Major Concepts: Activity 31
• Drinking water comes from either
surface water (lakes and rivers) or
groundwater accessed by springs or
wells.
• Water may contain chemical or
biological contaminants, which may
have come from wastewater.
Major Concepts: Activity 32
• Scientists use appropriate tools and
techniques to gather, analyze, and
interpret data
• Scientists formulate and test their
explanations of natural phenomena
using observations, experiments, and
physical, theoretical, and mathematical
models
Major Concepts: Activity 34
• Water pollution can be categorized as
chemical contamination or biological
contamination.
Major Concepts: Activity 35
• Substances have characteristic properties, such
as density, melting point, and boiling point, that
are independent of the amount of the sample.
• Phase changes, such as melting and boiling, are
physical changes.
• Substances generally exist in one or more of the
three phases: solid, liquid, and gas.
Major Concepts: Activity 36
• An element is a substance made up of only a
single type of atom.
• Elements combine with each other in characteristic
ways to form new substances (compounds) with
different characteristic properties.
• Molecules are combinations of atoms held together
by forces called bonds.
• A compound is a substance made up of atoms of
more than one kind of element, bonded together to
form molecules.
• The properties of different compounds are related
to their molecular structure.
Major Concepts: Activity 37
• Dissolved particles may be detected by sight
as a color change of the solution;
undissolved particles are always visible.

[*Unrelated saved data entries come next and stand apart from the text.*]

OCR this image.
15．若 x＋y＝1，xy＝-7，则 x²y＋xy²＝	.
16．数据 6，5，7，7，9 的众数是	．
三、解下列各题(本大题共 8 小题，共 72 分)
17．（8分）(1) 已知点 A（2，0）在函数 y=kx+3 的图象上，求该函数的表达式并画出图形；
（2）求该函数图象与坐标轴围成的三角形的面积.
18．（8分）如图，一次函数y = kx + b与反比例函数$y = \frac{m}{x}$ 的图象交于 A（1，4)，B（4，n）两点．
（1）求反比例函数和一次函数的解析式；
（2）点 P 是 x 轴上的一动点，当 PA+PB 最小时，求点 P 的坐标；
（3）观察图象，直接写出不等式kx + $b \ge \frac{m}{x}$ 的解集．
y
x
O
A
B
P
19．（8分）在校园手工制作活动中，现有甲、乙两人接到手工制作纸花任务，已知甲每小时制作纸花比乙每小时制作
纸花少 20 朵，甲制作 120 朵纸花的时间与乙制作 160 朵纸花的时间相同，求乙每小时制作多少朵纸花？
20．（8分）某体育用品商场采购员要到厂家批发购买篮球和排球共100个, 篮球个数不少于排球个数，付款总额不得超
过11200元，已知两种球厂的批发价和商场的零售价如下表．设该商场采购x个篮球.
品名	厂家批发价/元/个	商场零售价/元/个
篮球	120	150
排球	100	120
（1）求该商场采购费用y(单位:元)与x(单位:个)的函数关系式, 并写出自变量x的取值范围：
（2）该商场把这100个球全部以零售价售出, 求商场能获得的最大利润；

• A filter can remove only undissolved solid
particles from a mixture.
• Scientists design controlled variables in
investigations to obtain fair and informative
comparisons.
Major Concepts: Activity 38
• A solution exists when one substance, the
solute (solid), dissolves in another, the
solvent (liquid). A solution is clear.
• Solubility, the amount of a substance that
can dissolve in a particular solvent, such
as water or ethanol, varies from substance
to substance.
• A solution reaches saturation when no
more of the solute can dissolve.
• Water can dissolve many different solutes
and is often called the universal solvent.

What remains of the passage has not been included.